Model Overall Accuracy Procedural Memory Priming Effect Conditioning
DeepSeek-R1 65.3% Top tier Moderate Low
Qwen3-32B 64.1% High Moderate Low
GPT-5 63.0% High Moderate Low
Human Baseline Far above all models High High High

Ablation Study

Analysis Dimension Finding
Inhibition vs. preference Inhibitory learning: 17.6% vs. preference learning: 75.0% (large asymmetry)
Memory-augmented agents External memory modules do not consistently improve implicit memory performance
Cross-paradigm correlation Procedural memory performance does not predict classical conditioning performance

Key Findings

  • Severe ceiling effect: No model exceeds 66% overall accuracy; even the best model remains far below the human baseline.
  • Paradigm asymmetry: Procedural memory is most tractable; classical conditioning constitutes a fundamental bottleneck; priming effect scores cluster in the moderate range.
  • Extreme inhibition–preference asymmetry: Models strongly favor positive learning (75.0%) while struggling with inhibitory learning (17.6%).
  • Memory-augmented agents (with explicit storage and retrieval) do not consistently improve implicit memory, demonstrating that implicit memory cannot be reduced to explicit retrieval.

Highlights & Insights

  • The paradigm shift from "what is remembered?" to "what is executed automatically?" carries profound implications and identifies a fundamental blind spot in current LLM evaluation.
  • The functional isomorphism mapping of three cognitive science paradigms is elegantly designed, preserving causal structure while achieving textual operationalization.
  • The extreme inhibition–preference asymmetry is a significant finding, suggesting architectural-level deficiencies in LLMs' capacity for forgetting and inhibition.

Limitations & Future Work

  • The dataset contains only 300 items; though carefully designed, its scale is limited.
  • Context length is approximately 500 tokens, leaving long-term cross-session persistence of implicit memory untested.
  • Non-associative learning paradigms (habituation/sensitization) are not included.
  • Future work should explore architectural innovations—rather than parameter scaling—to improve implicit memory capabilities.
  • vs.

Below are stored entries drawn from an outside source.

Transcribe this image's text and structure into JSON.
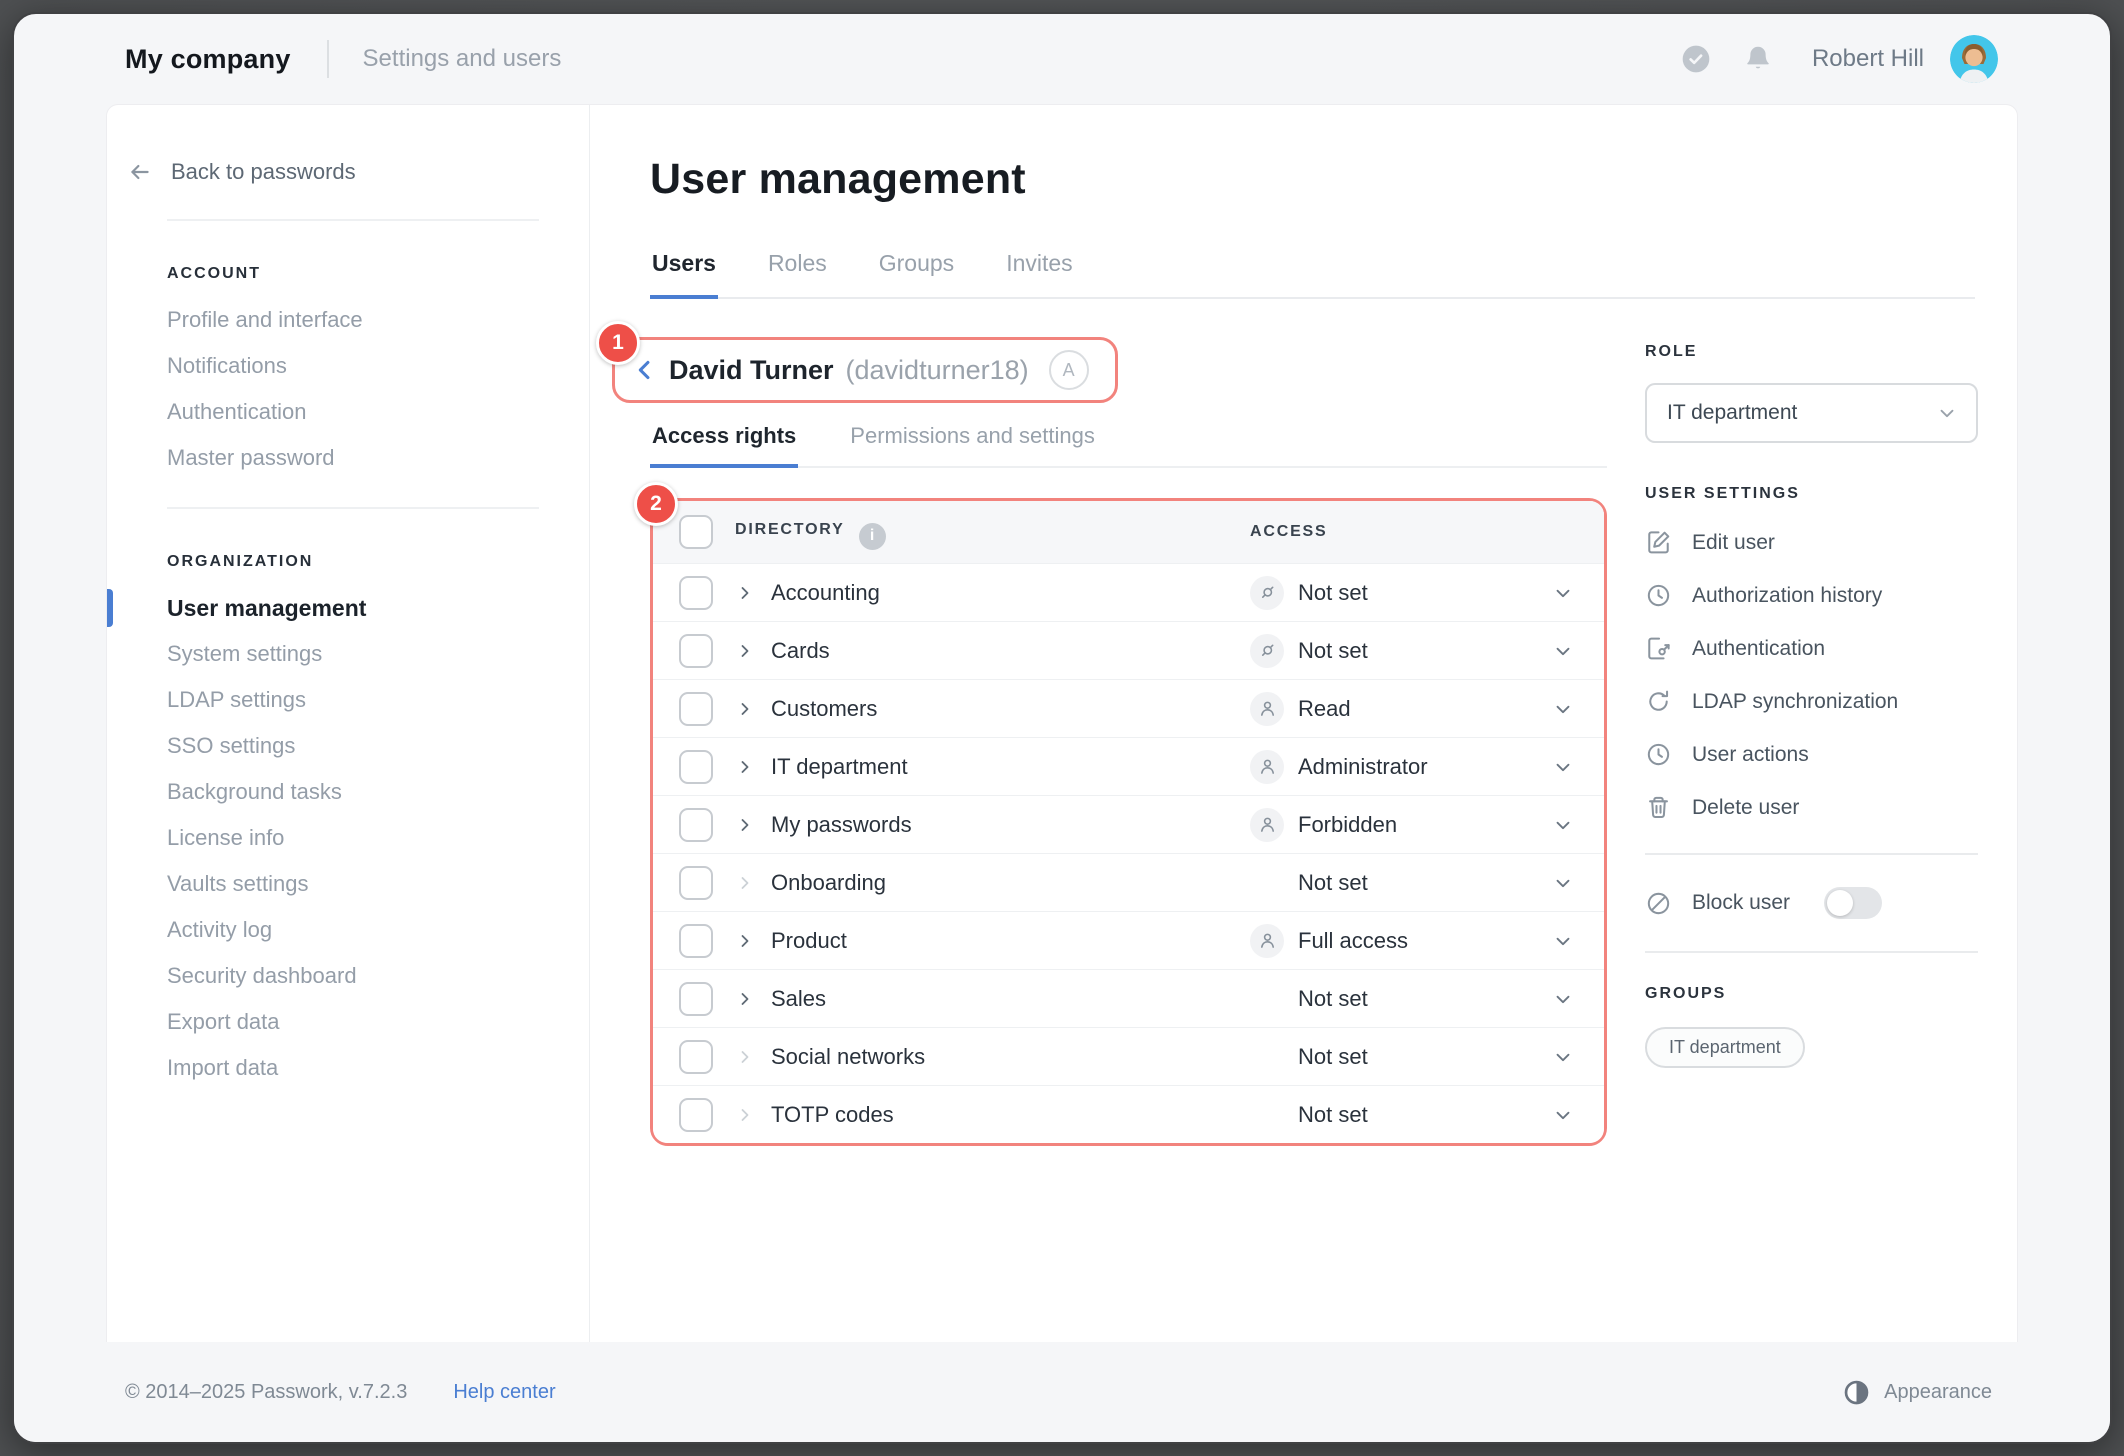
{
  "colors": {
    "accent_blue": "#4a7ed2",
    "annotation_red": "#ee4f48",
    "annotation_border": "#f2837d",
    "avatar_bg": "#43c6ea",
    "page_bg": "#f5f6f8"
  },
  "topbar": {
    "company": "My company",
    "section": "Settings and users",
    "user_name": "Robert Hill"
  },
  "sidebar": {
    "back_label": "Back to passwords",
    "account": {
      "heading": "ACCOUNT",
      "items": [
        {
          "label": "Profile and interface",
          "active": false
        },
        {
          "label": "Notifications",
          "active": false
        },
        {
          "label": "Authentication",
          "active": false
        },
        {
          "label": "Master password",
          "active": false
        }
      ]
    },
    "organization": {
      "heading": "ORGANIZATION",
      "items": [
        {
          "label": "User management",
          "active": true
        },
        {
          "label": "System settings",
          "active": false
        },
        {
          "label": "LDAP settings",
          "active": false
        },
        {
          "label": "SSO settings",
          "active": false
        },
        {
          "label": "Background tasks",
          "active": false
        },
        {
          "label": "License info",
          "active": false
        },
        {
          "label": "Vaults settings",
          "active": false
        },
        {
          "label": "Activity log",
          "active": false
        },
        {
          "label": "Security dashboard",
          "active": false
        },
        {
          "label": "Export data",
          "active": false
        },
        {
          "label": "Import data",
          "active": false
        }
      ]
    }
  },
  "main": {
    "title": "User management",
    "tabs": [
      {
        "label": "Users",
        "active": true
      },
      {
        "label": "Roles",
        "active": false
      },
      {
        "label": "Groups",
        "active": false
      },
      {
        "label": "Invites",
        "active": false
      }
    ],
    "user_header": {
      "annotation": "1",
      "name": "David Turner",
      "login": "(davidturner18)",
      "admin_badge": "A"
    },
    "subtabs": [
      {
        "label": "Access rights",
        "active": true
      },
      {
        "label": "Permissions and settings",
        "active": false
      }
    ],
    "table": {
      "annotation": "2",
      "col_directory": "DIRECTORY",
      "col_access": "ACCESS",
      "info_glyph": "i",
      "rows": [
        {
          "name": "Accounting",
          "access": "Not set",
          "icon": "link",
          "muted": false
        },
        {
          "name": "Cards",
          "access": "Not set",
          "icon": "link",
          "muted": false
        },
        {
          "name": "Customers",
          "access": "Read",
          "icon": "person",
          "muted": false
        },
        {
          "name": "IT department",
          "access": "Administrator",
          "icon": "person",
          "muted": false
        },
        {
          "name": "My passwords",
          "access": "Forbidden",
          "icon": "person",
          "muted": false
        },
        {
          "name": "Onboarding",
          "access": "Not set",
          "icon": "none",
          "muted": true
        },
        {
          "name": "Product",
          "access": "Full access",
          "icon": "person",
          "muted": false
        },
        {
          "name": "Sales",
          "access": "Not set",
          "icon": "none",
          "muted": false
        },
        {
          "name": "Social networks",
          "access": "Not set",
          "icon": "none",
          "muted": true
        },
        {
          "name": "TOTP codes",
          "access": "Not set",
          "icon": "none",
          "muted": true
        }
      ]
    }
  },
  "panel": {
    "role_heading": "ROLE",
    "role_value": "IT department",
    "settings_heading": "USER SETTINGS",
    "actions": [
      {
        "label": "Edit user",
        "icon": "edit-icon"
      },
      {
        "label": "Authorization history",
        "icon": "clock-icon"
      },
      {
        "label": "Authentication",
        "icon": "key-card-icon"
      },
      {
        "label": "LDAP synchronization",
        "icon": "sync-icon"
      },
      {
        "label": "User actions",
        "icon": "clock-icon"
      },
      {
        "label": "Delete user",
        "icon": "trash-icon"
      }
    ],
    "block": {
      "label": "Block user",
      "enabled": false
    },
    "groups_heading": "GROUPS",
    "groups": [
      "IT department"
    ]
  },
  "footer": {
    "copyright": "© 2014–2025 Passwork, v.7.2.3",
    "help": "Help center",
    "appearance": "Appearance"
  }
}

LoCoMo/LongMemEval: These benchmarks assess active retrieval of explicit memory, whereas this work evaluates passive triggering of implicit memory.
  • vs. MemoryAgentBench: That benchmark evaluates capabilities such as retrieval, learning, and forgetting but remains within an explicit memory framework; this work fills the implicit memory gap.
  • vs. memory-augmented agents: External memory modules cannot resolve implicit memory deficiencies; architectural-level innovation is required.

Rating

  • Novelty: ⭐⭐⭐⭐⭐ First implicit memory benchmark; innovative evaluation paradigm.
  • Experimental Thoroughness: ⭐⭐⭐⭐ Comprehensive coverage across 17 models, though dataset scale is limited.
  • Writing Quality: ⭐⭐⭐⭐⭐ Solid cognitive science foundations; rigorous experimental design logic.
  • Value: ⭐⭐⭐⭐⭐ Reveals fundamental capability deficiencies in LLMs and provides important guidance for future research directions.